Mais l’honnêteté oblige à dire que cette grippe au drôle de nom, A H1N1, c’est le genre d’événement que croquent avec gourmandise les journalistes : du nouveau, du très nouveau, du mystère, du danger, et tellement de gens potentiellement concernés. On en oublie « la crise ».
Les journalistes font donc leur travail d’informateurs.
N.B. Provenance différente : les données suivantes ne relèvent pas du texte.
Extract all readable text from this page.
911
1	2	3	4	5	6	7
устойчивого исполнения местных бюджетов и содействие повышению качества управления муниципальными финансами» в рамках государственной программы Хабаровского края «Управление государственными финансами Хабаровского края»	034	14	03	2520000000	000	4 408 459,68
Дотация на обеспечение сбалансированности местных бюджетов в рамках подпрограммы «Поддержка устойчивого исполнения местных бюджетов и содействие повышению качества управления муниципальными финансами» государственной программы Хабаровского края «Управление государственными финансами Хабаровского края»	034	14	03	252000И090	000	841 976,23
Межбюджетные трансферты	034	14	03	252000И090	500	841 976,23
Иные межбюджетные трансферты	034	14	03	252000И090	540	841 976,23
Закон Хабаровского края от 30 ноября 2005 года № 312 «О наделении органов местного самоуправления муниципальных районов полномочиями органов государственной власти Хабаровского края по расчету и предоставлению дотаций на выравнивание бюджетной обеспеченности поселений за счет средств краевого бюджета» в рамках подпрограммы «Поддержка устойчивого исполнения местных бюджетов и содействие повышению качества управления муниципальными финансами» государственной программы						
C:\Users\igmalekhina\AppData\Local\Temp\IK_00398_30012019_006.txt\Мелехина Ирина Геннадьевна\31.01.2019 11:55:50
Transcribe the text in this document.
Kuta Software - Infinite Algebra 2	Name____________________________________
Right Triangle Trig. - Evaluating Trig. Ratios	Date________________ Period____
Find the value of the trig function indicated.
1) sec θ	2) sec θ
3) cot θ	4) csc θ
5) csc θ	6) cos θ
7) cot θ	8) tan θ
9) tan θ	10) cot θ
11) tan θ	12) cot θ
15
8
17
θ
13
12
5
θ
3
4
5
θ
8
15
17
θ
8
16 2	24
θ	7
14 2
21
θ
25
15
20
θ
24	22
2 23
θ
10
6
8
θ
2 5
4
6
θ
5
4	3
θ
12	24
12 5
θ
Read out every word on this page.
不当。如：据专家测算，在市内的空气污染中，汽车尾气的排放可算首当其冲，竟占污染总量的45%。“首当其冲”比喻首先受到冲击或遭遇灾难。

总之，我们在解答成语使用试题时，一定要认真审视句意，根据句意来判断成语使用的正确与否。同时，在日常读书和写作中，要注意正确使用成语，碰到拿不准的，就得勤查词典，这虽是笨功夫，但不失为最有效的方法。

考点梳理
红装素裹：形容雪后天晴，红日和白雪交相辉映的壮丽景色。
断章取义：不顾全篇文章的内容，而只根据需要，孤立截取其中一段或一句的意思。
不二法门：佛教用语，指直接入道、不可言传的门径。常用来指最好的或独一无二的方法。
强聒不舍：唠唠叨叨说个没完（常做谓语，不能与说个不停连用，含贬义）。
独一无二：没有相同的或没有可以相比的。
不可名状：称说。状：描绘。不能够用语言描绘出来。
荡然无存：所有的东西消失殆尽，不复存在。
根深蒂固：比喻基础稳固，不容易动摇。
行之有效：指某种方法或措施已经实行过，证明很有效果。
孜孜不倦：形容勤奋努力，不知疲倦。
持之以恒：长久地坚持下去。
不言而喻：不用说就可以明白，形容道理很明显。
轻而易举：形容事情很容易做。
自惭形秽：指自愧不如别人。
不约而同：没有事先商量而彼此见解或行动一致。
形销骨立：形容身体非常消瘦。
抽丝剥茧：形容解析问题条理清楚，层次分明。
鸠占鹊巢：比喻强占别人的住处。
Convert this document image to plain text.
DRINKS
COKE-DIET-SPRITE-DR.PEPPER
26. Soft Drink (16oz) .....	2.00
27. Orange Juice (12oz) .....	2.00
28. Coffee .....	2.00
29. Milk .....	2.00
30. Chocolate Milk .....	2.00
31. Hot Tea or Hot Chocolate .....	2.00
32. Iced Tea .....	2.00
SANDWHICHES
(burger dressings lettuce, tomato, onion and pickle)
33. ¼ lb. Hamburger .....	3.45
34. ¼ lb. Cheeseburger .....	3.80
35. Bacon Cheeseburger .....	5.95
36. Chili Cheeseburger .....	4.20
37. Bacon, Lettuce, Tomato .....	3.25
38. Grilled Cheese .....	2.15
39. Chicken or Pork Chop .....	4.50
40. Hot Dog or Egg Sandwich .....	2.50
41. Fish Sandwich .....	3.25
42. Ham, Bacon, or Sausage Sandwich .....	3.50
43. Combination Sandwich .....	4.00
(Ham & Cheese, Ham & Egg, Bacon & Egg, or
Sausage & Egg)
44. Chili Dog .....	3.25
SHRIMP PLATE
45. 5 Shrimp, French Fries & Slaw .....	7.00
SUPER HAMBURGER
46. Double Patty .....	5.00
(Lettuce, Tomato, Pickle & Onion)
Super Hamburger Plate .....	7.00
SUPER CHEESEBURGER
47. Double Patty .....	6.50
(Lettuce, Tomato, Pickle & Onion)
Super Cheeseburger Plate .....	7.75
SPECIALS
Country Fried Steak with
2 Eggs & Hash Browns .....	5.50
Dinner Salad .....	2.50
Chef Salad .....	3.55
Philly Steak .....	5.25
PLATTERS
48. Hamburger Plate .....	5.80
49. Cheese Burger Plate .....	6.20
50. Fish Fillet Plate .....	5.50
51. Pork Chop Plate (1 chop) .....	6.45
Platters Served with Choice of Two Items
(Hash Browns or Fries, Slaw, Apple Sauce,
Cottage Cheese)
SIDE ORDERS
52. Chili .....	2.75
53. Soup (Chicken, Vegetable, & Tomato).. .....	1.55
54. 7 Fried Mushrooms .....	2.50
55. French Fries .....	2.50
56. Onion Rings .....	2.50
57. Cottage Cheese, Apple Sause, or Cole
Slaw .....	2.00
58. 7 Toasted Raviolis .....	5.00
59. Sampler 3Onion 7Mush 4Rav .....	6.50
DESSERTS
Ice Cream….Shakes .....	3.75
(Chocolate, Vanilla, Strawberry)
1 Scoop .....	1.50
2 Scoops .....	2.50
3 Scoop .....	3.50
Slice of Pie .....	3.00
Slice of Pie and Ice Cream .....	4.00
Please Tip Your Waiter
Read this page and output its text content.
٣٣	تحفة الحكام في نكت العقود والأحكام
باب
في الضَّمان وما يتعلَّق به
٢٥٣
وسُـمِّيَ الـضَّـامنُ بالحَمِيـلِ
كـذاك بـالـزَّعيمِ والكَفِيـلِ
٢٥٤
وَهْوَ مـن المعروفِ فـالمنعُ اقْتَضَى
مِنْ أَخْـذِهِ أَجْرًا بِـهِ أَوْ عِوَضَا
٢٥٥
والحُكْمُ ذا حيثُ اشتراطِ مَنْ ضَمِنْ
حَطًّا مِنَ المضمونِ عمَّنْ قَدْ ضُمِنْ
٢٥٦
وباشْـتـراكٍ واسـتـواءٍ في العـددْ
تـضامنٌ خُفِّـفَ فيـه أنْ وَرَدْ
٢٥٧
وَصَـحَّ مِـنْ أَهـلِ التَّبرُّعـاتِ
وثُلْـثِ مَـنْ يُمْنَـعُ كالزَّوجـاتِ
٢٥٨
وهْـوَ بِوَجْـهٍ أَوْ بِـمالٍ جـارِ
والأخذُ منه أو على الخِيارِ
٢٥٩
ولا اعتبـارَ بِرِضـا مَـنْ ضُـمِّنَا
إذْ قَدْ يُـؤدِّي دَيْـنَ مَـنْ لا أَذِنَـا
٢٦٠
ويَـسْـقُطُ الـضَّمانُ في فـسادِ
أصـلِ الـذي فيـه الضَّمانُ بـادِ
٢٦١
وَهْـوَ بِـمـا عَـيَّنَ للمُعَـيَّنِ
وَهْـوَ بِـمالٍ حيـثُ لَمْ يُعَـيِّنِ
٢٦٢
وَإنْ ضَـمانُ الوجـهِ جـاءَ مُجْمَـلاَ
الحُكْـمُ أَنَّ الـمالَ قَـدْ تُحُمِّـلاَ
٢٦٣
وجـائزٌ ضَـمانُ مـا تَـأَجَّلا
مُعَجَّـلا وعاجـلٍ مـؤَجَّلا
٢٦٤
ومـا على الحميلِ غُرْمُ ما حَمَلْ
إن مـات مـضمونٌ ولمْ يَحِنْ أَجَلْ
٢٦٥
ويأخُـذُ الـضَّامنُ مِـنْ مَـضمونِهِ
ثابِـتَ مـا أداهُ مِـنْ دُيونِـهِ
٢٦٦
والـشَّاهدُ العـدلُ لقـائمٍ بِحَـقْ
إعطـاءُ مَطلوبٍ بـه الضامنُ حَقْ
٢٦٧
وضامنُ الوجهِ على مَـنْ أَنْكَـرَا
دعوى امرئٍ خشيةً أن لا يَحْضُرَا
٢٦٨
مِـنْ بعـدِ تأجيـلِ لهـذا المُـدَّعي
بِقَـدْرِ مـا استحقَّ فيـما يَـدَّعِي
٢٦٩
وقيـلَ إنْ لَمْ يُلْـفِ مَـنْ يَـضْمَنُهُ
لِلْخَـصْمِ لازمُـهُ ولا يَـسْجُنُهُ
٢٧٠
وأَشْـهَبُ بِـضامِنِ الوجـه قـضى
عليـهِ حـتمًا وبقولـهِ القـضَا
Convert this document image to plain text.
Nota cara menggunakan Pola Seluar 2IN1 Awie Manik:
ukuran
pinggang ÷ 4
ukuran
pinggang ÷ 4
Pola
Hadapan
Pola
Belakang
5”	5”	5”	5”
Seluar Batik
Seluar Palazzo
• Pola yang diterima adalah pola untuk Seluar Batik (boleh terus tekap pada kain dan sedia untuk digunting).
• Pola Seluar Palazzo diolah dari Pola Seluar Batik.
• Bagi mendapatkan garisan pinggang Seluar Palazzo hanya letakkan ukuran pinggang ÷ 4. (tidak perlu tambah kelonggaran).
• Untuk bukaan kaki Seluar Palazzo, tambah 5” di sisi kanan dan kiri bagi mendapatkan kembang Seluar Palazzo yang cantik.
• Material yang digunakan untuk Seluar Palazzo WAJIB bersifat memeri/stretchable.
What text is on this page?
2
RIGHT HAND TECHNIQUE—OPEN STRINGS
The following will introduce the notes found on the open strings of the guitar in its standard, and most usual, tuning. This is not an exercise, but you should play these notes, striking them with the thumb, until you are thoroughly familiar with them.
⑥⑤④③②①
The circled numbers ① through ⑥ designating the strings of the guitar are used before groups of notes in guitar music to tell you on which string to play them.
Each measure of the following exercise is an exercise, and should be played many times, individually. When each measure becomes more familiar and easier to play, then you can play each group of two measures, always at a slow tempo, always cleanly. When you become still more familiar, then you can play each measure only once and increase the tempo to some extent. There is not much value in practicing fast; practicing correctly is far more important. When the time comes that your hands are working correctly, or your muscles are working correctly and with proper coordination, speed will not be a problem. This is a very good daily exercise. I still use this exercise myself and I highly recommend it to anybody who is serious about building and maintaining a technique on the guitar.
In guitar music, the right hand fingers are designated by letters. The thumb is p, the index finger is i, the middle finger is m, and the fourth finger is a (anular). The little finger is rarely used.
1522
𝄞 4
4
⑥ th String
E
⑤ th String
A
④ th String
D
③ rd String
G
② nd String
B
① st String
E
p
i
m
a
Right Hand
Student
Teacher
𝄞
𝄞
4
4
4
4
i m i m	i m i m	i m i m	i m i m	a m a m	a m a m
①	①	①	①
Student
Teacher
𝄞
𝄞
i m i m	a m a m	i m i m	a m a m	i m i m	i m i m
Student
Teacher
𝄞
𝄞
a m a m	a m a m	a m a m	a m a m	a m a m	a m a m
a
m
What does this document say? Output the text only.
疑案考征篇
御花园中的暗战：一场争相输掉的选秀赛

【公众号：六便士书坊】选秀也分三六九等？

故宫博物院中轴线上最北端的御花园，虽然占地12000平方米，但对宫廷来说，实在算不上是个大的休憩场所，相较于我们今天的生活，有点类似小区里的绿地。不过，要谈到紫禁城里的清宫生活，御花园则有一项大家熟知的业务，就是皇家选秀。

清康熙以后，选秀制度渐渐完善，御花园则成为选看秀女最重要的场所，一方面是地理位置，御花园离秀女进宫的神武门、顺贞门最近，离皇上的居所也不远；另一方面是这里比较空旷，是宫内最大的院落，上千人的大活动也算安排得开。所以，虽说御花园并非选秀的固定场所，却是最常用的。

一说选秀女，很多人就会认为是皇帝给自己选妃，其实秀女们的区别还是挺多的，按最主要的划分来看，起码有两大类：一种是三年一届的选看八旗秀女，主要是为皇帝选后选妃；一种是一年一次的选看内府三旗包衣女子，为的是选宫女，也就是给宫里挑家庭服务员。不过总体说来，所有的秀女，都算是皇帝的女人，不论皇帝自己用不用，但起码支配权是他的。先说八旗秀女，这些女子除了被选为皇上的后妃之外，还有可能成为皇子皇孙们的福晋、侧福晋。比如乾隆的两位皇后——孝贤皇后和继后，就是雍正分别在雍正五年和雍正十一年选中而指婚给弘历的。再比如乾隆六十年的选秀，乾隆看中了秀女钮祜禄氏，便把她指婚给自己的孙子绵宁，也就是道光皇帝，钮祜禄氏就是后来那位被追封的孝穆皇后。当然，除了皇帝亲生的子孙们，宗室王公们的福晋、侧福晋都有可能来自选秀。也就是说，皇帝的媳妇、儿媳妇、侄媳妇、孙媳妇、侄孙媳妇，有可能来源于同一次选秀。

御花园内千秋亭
Sans toujours percevoir la portée de leurs interventions : dans des radios comme RFI, chaque heure, chaque demi-heure, sont rapportés les communiqués de l’OMS, les déclarations de Roselyne Bachelot, la ministre de la santé, le bilan des malades de Mexico, les craintes espagnoles, les paroles d'experts, la stigmatisation injuste du cochon… La répétition agit comme un amplificateur de la dramatisation. Mais comment l’éviter? Si un auditeur n’écoute que le journal de 12H, et si ce journal, ce jour là, ne dit rien de la grippe A H1N1, cet auditeur serait en droit de nous demander des comptes.
 
RFI, comme les autres journaux, radios, télévisions, en a-t-elle trop fait, a-t-elle accordé trop d’importance à cette grippe ? Probablement, mais on ne pourra l’affirmer avec certitude que plus tard.
Pouvait-elle faire autrement ? Probablement pas.
Le monde d’aujourd’hui n’est pas seulement celui de l’accélération des échanges humains. Il est celui d’une circulation ultra-rapide de l’information. On sait, et on dit.
Le monde d’aujourd’hui, en tout cas le monde occidental et européen, est en même temps un monde frileux. Il accepte de moins en moins la prise de risque.

Le philosophe Marcel Gauchet s’interroge, dans le journal Libération du 28 avril : « Quel est le sentiment qui domine nos sociétés ? La peur. Une épidémie qui menace, c’est le branle-bas général. Les médias en rajoutent dans le matraquage hystérique. Mais ils ne se trompent pas de cible. C’est bien ce dont leur public veut entendre parler. Le sentiment d’insécurité est inépuisable ». RFI et ses auditeurs ne se reconnaîtront peut-être pas totalement, dans ce propos. Il ne nous interpelle pas moins, nous journalistes, nous citoyens.